CIOs Outrank CISOs as AI Security Leaders

Enterprises’ spending is shifting markedly, trending toward AI supply chain security. 

In fact, that’s now their No. 1 investment priority (at 31%), according to Acuvity’s 2025 State of AI Security report, making for one of the biggest changes in spending patterns in decades.

The move is being led overwhelmingly by CIOs, who have taken first place in security ownership (29%), well above company CISOs, who now rank fourth (14.5%). 

“The CIO generally, in an enterprise, holds a bigger responsibility across multiple different facets,” said Acuvity CEO Satyam Sinha, and the chief security officer is evaluating risks from application use and security attacks.

So why this positioning for who handles AI security? Mostly because it’s still so new. 

“The adoption is ahead of the strategy,” he said. “We’ve seen disruptive technologies in the past. We’ve seen cloud come out, we’ve seen SaaS [software as a service] come out, but there was a slight bit of a difference there.”  
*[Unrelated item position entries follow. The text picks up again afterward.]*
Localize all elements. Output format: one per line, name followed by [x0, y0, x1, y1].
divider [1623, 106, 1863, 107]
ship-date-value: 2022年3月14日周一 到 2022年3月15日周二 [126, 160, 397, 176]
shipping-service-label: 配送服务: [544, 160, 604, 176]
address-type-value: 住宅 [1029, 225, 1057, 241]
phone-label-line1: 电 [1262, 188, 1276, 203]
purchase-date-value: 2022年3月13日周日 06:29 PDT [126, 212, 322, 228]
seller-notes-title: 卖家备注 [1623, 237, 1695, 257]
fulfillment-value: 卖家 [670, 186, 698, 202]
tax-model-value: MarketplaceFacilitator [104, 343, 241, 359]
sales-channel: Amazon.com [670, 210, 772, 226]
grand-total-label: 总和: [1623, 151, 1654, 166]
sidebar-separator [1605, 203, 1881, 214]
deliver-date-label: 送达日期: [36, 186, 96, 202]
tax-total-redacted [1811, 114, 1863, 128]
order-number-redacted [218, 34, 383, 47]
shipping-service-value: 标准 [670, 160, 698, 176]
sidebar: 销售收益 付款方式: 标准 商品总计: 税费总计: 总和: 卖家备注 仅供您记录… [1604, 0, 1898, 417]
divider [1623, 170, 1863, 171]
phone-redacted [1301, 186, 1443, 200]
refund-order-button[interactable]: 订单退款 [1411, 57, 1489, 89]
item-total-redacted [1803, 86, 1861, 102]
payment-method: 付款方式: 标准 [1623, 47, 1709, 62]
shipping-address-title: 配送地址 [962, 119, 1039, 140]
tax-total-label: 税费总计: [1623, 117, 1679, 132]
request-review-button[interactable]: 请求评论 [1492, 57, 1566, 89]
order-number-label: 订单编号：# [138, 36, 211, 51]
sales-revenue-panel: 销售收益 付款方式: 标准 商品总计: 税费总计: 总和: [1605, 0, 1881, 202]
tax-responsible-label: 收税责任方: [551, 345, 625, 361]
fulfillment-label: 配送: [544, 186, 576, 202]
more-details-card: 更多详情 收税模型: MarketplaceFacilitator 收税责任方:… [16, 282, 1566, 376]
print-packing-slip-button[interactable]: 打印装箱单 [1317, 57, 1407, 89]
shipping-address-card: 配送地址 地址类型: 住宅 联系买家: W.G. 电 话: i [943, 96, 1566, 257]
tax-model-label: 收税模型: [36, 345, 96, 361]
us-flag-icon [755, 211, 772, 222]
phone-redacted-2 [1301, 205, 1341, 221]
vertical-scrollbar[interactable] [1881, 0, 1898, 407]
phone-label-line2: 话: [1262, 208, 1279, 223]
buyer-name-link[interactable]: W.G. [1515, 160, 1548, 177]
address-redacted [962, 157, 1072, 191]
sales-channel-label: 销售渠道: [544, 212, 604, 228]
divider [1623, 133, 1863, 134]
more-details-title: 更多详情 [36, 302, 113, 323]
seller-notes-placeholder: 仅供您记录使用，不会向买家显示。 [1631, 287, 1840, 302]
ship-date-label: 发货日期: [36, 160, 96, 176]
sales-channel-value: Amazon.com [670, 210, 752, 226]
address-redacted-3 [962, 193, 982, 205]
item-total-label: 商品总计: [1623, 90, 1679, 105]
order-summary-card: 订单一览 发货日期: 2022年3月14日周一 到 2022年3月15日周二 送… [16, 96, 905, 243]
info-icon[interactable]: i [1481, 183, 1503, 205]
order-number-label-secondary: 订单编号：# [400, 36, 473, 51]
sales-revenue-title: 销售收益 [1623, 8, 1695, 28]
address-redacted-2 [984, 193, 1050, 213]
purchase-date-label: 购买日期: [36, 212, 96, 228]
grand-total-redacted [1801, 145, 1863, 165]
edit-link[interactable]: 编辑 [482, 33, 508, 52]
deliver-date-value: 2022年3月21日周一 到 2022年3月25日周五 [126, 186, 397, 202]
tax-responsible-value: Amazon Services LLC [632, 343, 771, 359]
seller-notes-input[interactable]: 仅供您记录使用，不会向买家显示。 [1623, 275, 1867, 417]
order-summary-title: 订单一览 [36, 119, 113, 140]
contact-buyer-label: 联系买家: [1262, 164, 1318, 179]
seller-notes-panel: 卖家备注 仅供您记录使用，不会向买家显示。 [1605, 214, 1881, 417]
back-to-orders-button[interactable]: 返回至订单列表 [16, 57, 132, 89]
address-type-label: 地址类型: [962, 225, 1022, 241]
A company would adopt cloud technology as a team decision, Sinha said, but AI is more of a prosumer approach: “Your friend told you about a tool, you go try out that tool, you get instant gratification.” 

“If you look at the adoption of AI itself, it comes under the purview of CIO,” Sinha said. “There are two facets almost every time we adopt a new technology: One is that of governance, and the other one is of security.” 

Companies have to ask themselves how they want to adopt AI, their safety policies, and all the other governance questions; usually, security implementations come later. That, Sinha said, is why CIOs are typically helming AI at the beginning of adoption. 

“I still do believe that as the organizations mature, as they understand these risks better, the security implementation will end up residing with the CISOs,” said Sinha. “Right now, there’s a lot of research going on: What AI are we using? How are we going to do this? What are the policies around it? That’s why it’s finding a place with the CIO at the moment, from an ownership standpoint, but we do expect that to transition in the future.” 

But no matter where a company puts its AI ownership, Sinha pointed out, it’s important to note that AI poses more risks than ever. And enterprises aren’t necessarily ready to handle that: Only 30% of companies have optimized AI governance, and almost 40% don’t have any managed or optimized governance at all.

At the same time, 50% expect to lose data through their AI tools. 

“Even when there’s a lot of adoption happening with AI and there are risks associated with it, it’s not very clear to people: What are these new risks?’” Sinha said. “There’s a massive gap between the adoption and having the right guardrails in place … Out of the top five security priorities, we believe AI security will start rising up and become one of the more important things in the years to come.”